古い時代のもので、バックスタンプはありませんが以前同じカップでデュオ(カップ&ソーサーのみ)を買い付けた時、ディーラーからスポード&コープランドの品と知らされたことがあります(6客中、1客に刻印があったとのことで/6客セットで1客にのみ刻印があるのは、ヴィクトリア期以前ではよくあることです)。

 

グロゥブナー、コールポート、リッジウェイ、ダヴェンポートなどの窯も同様の作品を製作しており、大輪のハンドペイントの薔薇が当時とても人気だったことがうかがわれます。
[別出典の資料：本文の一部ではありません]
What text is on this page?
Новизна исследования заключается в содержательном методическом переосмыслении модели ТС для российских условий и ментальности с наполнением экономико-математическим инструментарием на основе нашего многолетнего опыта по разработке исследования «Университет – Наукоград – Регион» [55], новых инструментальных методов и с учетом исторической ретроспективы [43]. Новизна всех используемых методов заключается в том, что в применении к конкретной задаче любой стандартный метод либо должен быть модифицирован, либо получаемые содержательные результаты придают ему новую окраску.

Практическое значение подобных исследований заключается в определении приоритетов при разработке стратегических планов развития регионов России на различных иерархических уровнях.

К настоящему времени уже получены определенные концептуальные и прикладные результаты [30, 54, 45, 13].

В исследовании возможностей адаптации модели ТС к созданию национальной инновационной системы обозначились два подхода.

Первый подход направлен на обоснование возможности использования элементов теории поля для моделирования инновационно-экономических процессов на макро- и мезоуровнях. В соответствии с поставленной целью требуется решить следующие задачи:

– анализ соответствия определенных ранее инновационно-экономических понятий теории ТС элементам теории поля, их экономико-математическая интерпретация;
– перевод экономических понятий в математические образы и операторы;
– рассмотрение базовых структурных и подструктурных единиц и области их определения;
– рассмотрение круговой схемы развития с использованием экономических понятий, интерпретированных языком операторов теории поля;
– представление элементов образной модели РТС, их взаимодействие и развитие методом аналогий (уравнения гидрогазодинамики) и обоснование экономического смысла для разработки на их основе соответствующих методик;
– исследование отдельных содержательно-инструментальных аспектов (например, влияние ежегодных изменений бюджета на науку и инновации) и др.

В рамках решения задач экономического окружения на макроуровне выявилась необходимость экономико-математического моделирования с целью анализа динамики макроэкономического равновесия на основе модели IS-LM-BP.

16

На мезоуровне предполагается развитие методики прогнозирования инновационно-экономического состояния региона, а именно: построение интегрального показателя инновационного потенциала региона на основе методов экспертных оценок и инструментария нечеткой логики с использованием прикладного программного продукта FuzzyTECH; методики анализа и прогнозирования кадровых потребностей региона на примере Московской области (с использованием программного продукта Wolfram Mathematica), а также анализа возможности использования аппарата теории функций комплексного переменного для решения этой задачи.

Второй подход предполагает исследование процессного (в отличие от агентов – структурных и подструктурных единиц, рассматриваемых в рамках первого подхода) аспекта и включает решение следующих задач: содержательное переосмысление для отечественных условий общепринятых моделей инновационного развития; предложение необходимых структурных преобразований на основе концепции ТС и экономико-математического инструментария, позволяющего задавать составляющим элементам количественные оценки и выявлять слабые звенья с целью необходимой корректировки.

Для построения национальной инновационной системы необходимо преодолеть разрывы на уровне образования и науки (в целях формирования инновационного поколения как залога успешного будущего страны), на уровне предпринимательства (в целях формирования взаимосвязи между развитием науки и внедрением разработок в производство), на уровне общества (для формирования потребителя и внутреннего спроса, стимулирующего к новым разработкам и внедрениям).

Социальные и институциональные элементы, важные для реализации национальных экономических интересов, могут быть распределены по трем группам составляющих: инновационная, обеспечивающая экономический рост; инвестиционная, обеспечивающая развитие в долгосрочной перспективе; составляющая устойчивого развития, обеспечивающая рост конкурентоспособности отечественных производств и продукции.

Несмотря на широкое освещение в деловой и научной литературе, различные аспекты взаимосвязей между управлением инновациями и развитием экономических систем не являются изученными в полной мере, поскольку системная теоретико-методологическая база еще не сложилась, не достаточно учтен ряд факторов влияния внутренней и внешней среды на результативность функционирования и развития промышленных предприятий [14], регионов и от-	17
どの窯であったとしても、この一流の絵付けとクオリティの高い磁胎から英国の名窯のものであると確信しています。

 

筆跡を拝見すると、その力強さと繊細さの両方に圧倒されます。腕の良い熟練したアーティストが1枚1枚の花弁に心をこめて描いたのだと思うと、それが長い年月を経てこんな美しい状態で伝世されていることに感動します。

 

欠け、ひび、貫入の無い奇跡のようなコンディションです。金の擦れがそれぞれのピースの縁に少しありますが、気にならない程度です。しっかり入るティーカップサイズ。